Oh no, not again. The world’s container shipping lines appear to be fast steaming towards another round of tonnage trouble.
Some of the world’s carriers may find that by the end of the year, with profitability tantalisingly close, a massive influx of new capacity will have rudely jerked them back, wiped the black smudges off their fingers and hosed them down with red ink.
At least it will be familiar territory. The carrier execs have spent much of the last two brutal years trying to scrub the red off their hands while quietly sobbing into their single malts.
But flippancy aside, just look at these figures from Alphaliner, the Paris-based shipping consultancy: This month, deliveries of new container ships will top 200,000 TEUs, setting a new monthly record.
Alphaliner warned that 1.2 million TEUs had been pulled out of lay up by July and with the deliveries of newbuildings, capacity would have grown by 16 percent by the end of the month.
Capacity totalling 1.45 million TEUs will be delivered this year, almost 10 percent of the container fleet. The world’s biggest lines, Maersk, MSC and CMA CGM, will take much of it.

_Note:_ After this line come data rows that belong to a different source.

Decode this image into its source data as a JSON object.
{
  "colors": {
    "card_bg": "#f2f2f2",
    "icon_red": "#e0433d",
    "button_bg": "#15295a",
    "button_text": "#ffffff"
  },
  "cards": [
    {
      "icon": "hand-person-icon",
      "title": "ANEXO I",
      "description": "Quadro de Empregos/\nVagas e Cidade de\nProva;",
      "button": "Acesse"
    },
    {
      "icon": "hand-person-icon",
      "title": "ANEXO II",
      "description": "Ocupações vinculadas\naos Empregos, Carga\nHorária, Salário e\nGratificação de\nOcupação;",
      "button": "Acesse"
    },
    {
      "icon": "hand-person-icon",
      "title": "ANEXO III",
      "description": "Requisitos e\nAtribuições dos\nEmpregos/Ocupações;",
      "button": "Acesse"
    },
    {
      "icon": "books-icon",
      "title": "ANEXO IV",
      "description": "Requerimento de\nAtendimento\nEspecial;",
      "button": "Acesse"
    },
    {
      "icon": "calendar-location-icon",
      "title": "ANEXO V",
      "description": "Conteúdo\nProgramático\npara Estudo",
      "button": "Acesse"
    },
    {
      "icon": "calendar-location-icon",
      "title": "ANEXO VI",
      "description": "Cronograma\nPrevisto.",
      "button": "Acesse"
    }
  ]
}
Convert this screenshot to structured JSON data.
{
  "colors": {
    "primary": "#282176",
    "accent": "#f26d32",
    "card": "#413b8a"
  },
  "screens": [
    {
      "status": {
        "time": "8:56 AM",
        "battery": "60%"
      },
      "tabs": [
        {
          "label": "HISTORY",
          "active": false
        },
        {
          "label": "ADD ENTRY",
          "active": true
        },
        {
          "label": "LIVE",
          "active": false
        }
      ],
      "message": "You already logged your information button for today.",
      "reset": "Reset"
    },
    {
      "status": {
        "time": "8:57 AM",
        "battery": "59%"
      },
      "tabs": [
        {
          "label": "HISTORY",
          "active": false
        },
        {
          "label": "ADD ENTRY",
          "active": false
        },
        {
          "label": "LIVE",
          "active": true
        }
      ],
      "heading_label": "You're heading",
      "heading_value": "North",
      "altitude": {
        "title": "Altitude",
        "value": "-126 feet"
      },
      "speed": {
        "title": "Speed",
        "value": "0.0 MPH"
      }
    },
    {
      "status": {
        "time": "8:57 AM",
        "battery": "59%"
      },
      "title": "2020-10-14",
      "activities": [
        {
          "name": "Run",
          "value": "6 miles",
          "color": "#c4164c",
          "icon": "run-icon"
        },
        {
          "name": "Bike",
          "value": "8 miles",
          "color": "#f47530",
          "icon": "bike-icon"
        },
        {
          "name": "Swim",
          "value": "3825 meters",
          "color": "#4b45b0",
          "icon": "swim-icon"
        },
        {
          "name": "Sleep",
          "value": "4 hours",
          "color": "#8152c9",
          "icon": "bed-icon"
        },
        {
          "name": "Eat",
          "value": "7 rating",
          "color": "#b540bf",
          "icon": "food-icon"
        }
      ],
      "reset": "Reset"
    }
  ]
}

It is not as if the deliveries are a surprise. The vessels were ordered two or three years ago when everyone was having a go. Almost half of the July deliveries will be ships of 10,000 TEUs, ordered when the lines were chasing market share and looking for economies of scale.
The size of the vessels means they can only be deployed on the Asia-Europe trade.
Business has been booming in the first half, with China’s coastal ports handling a total of 62 million boxes, a growth of 22 percent over the same period last year. Shanghai was the busiest with a throughput of almost 14 million TEU, followed by Shenzhen at 10.4 million.
But demand is beginning to weaken and orders are slowing. Reports from analysts and the industry itself expect export-driven throughput at China’s busy ports to start cooling off.
And that is the opposite of good news with all the capacity beginning to pour into service.